A friend of Mohammadi’s provided the bright kilim cushions that soften the banquettes on one side of the restaurant. Sturdy wooden tables are accented with flower pots. Aminzadeh assures me that the decoration was done with a lot of love and little budget.
Ziba’s menu is neat and short. Mohammadi and Aminzadeh don’t want to modify Persian cuisine for the Kiwi palate. Instead, they serve authentic dishes that naturally appeal to heat-sensitive Kiwi tongues (as long as you’re an omnivorous Kiwi, there are no vegetarian options). You will find three types of shish kebab, two stews and various sides.
Let’s start with the skewers. Koobideh is grilled lamb mince, chenjeh is chunks of lamb, and joojeh is chicken breast. Mohammadi marinates each appetizing piece for at least 24 hours, which he says is the secret to good Persian meat. The lamb is sprinkled with coriander powder, paprika and turmeric; chicken with saffron, cayenne and yogurt. They are served with grilled tomatoes, salad, and sangak bread or saffron rice ($25-$42). I had the koobideh that Sunday and passed out.
Hearty dizi ($28) — named after the stone pot it’s cooked in — is a peasant stew of bone-in lamb, chickpeas, white beans, potatoes, and dried limes. He loves companions: you’ll find fresh sangak bread, pickles and mast-o-khiar (Persian tzatziki) in Ziba. Dizi is the dish that Aminzadeh advised me to save to enjoy with friends.
While the other stew, Ghormeh Sabzi ($25), features diced lamb, the herbs are the hero here. It starts as a mountain of fresh parsley, cilantro and spinach, sautéed in dark green mud. Fenugreek leaves add sweetness. Dried limes give an intriguing and bitter side. It’s deep and delicious and is reminiscent of the Indian saag.
Ziba had a stop-start entry into the market, opening just before Covid hit.

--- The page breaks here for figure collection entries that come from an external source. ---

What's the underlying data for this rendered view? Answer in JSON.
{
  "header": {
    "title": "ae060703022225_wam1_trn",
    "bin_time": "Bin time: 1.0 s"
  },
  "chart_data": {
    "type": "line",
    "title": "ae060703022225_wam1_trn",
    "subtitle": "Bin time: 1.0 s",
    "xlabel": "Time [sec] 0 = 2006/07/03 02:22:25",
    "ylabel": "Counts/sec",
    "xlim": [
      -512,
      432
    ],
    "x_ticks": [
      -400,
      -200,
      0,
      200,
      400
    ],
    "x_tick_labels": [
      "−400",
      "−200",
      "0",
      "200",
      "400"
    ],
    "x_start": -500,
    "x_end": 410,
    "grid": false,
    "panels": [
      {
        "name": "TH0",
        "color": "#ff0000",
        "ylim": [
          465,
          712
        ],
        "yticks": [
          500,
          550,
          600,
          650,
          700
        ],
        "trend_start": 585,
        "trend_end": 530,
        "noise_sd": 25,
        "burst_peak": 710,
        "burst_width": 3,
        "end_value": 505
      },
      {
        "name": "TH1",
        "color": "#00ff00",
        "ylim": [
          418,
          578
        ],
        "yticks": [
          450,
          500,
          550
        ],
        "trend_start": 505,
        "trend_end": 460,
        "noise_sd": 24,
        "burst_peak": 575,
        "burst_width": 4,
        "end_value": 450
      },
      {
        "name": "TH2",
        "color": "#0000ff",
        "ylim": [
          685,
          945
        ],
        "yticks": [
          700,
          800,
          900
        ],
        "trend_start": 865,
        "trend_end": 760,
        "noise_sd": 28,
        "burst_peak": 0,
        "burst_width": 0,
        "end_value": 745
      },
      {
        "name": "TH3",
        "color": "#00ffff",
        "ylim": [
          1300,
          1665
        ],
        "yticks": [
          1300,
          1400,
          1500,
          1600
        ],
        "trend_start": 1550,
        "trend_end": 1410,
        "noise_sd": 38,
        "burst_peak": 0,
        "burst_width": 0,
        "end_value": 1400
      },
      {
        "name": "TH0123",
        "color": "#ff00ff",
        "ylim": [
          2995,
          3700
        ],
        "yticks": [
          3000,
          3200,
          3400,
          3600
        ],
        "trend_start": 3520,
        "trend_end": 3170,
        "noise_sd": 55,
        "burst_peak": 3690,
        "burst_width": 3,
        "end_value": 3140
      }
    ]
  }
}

But he built up a loyal following. Iranians, in particular, travel long distances to eat here. A couple come from Taupō every weekend, says Mohammadi. Maybe not just for Ziba, but they make it a point to drop every visit. Henderson is a hollow suburb and Aminzadeh and Mohammadi say they have enjoyed introducing people from all walks of life to Persian cuisine.
Ask anyone who has traveled through Iran what has stood out to them the most, and I bet they will mention the warmth and friendliness of the locals. This hospitable spirit, I am happy to report, is alive and well in Ziba.
386 Great North Road, Henderson
Opening hours: Tuesday 11:30 a.m.-3 p.m., Wednesday-Saturday 11 a.m.-8 p.m., Sunday noon-3 p.m.